Recent data from the Office of Institutional Research shows a significant increase in the enrollment of black and Hispanic students entering CSUN as first-time freshmen this term.
The data includes a table that shows the numeric and percentage terms of first-time freshman (FTF) enrollment at CSUN by ethnicity per fall semester from 1993 to 2007.
About 200 black students enrolled as FTF during the fall semester of 1993; this number has doubled by the fall of 2006 to 467 FTF black students. Significantly, that number has increased to 618 FTF black students, roughly a 32 percent increase in the fall semester of 2007.
The enrollment percentage of black students as FTF has been stable, ranging from 11 percent to 13 percent since 1993. The percentage increased to 15 percent during the fall 2007 semester, one of the first major enrollment increases among FTF black students, the CSUN Office of Institutional Research indicates.
However, the number of minority students enrolling as FTF continues to increase among Hispanic students rather than FTF black students.
“In absolute numbers I think your greatest growth was still among Latino students,” said Bettina J. Huber, director of the CSUN Office of Institutional Research. “But they’re the largest group so that is what you would expect.”
During the fall semester 1993, 562 Hispanic students were enrolled as FTF. The number increased to an enrollment of 1,363 FTF Hispanic students during the fall 2006, however the number increased to 1,465 students in fall 2007, a percentage increase of 7 percent and a numerical increase of 102 FTF Hispanic students. The percentage of FTF Hispanic students has been stable over the last four years, ranging from 33 to 37 percent.
Huber said there was definitely an increase of FTF black students in percentage terms and the absolute number of Hispanic students enrolled as FTF did not increase as strongly as the absolute number of FTF black students in fall 2007, which was “clearly disproportionate.”
“Two years can be misleading,” Huber said. “But it looks like a real jump.”
Dr. Harry Hellenbrand, provost and vice president for academic affairs, said it is great to see more minority students entering the university and hopes CSUN encourages more minority students to enroll.
“(CSUN) has been growing by getting more minority students involved in higher education,” Hellenbrand said. “So if we make the decision not to accept people or not to grow, then we’re essentially making the decision not to accept minority students and I don’t think that’s the road we want to go down.”
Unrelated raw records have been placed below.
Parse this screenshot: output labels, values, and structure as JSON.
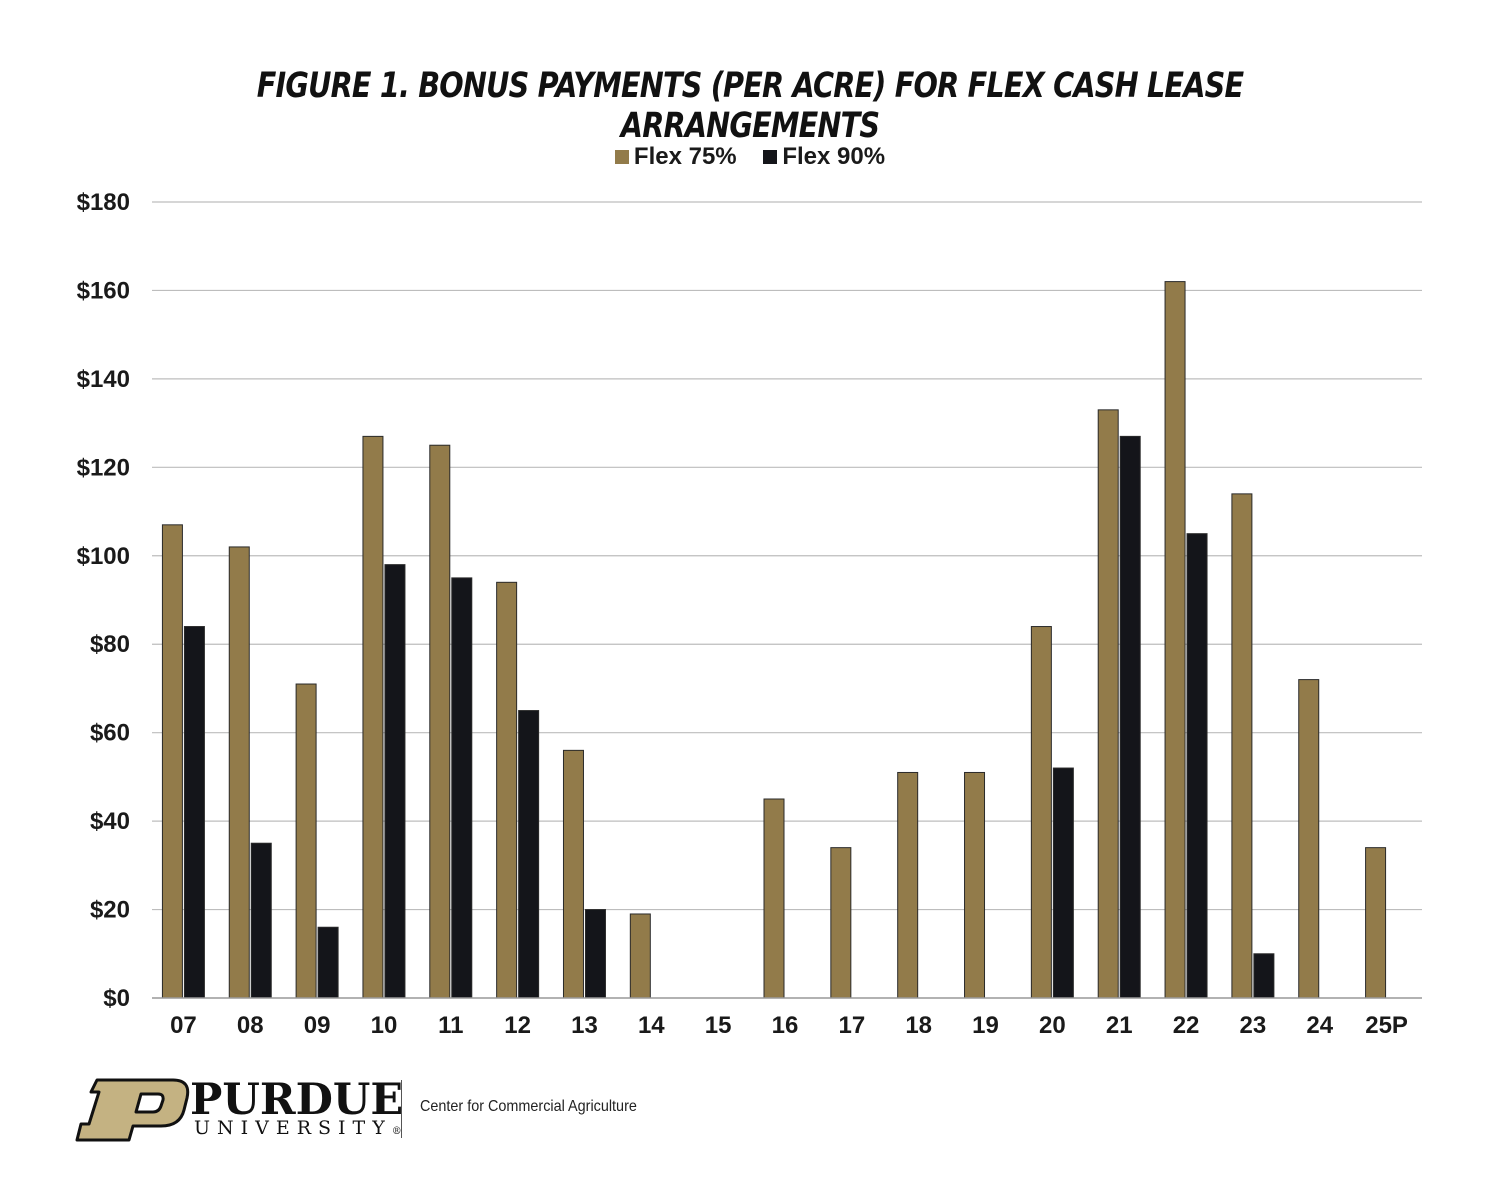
{
  "chart_data": {
    "type": "bar",
    "title": "FIGURE 1. BONUS PAYMENTS (PER ACRE) FOR FLEX CASH LEASE ARRANGEMENTS",
    "xlabel": "",
    "ylabel": "",
    "ylim": [
      0,
      180
    ],
    "yticks": [
      0,
      20,
      40,
      60,
      80,
      100,
      120,
      140,
      160,
      180
    ],
    "ytick_labels": [
      "$0",
      "$20",
      "$40",
      "$60",
      "$80",
      "$100",
      "$120",
      "$140",
      "$160",
      "$180"
    ],
    "grid": true,
    "legend_position": "top-center",
    "categories": [
      "07",
      "08",
      "09",
      "10",
      "11",
      "12",
      "13",
      "14",
      "15",
      "16",
      "17",
      "18",
      "19",
      "20",
      "21",
      "22",
      "23",
      "24",
      "25P"
    ],
    "series": [
      {
        "name": "Flex 75%",
        "color": "#927b4a",
        "values": [
          107,
          102,
          71,
          127,
          125,
          94,
          56,
          19,
          0,
          45,
          34,
          51,
          51,
          84,
          133,
          162,
          114,
          72,
          34
        ]
      },
      {
        "name": "Flex 90%",
        "color": "#14151a",
        "values": [
          84,
          35,
          16,
          98,
          95,
          65,
          20,
          0,
          0,
          0,
          0,
          0,
          0,
          52,
          127,
          105,
          10,
          0,
          0
        ]
      }
    ]
  },
  "branding": {
    "wordmark": "PURDUE",
    "subtitle": "UNIVERSITY",
    "registered": "®",
    "organization": "Center for Commercial Agriculture",
    "logo_color": "#c4b282"
  }
}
Hellenbrand said it is because of programs such as the Educational Opportunity Program and Student Outreach and Recruitment Services that the university has seen an increase of minority students. The programs involve themselves in underrepresented communities and reach out to minority students.
“UC has really been trying to step up and increase their recruitment and we’re (CSU) doing far better than they are,” Hellenbrand said.
“I think students from all backgrounds particularly underrepresented students are getting the sense that Cal State Northridge is the right fit for them,” said Javier Hernandez, director of SOARS. “Our recruiters are going out to the community, to the schools, spreading the good world about the benefits of coming to Cal State Northridge.”
Hernandez said programs like EOP and SOARS have helped minority students while they are attending CSUN.
While EOP and SOARS have encouraged minority students to enroll at CSUN, Huber said to expect numbers and percentages of FTF enrollment among black and Hispanic students to be about the same during fall semester 2008.
“I expect them to be more or less the same because the size of the freshmen classroom would be more or less the same,” Huber said. “This (fall semester 2007), we had more first-time freshmen then we’ve ever had, but next year we’re looking for the same number and so that would suggest that the distribution would be more or less the same.”
Huber said the percentage of FTF black students might also decrease.
“African-American students have been between 11 and 13 percent,” Huber said. “So if it holds that increase is real, but it could drop back down again next year. And even if the increase, there’s no guarantee that next year it won’t be down again to 11 or 13 percent.”
Even if the number of FTF enrollment remains the same among black and Hispanic students next semester, Hellenbrand said it is one of many of the university’s concerns.
“Getting them in is not just the issue, it’s retaining them, making sure they graduate,” Hellenbrand said. “We have to make sure they graduate and do well while they are here.”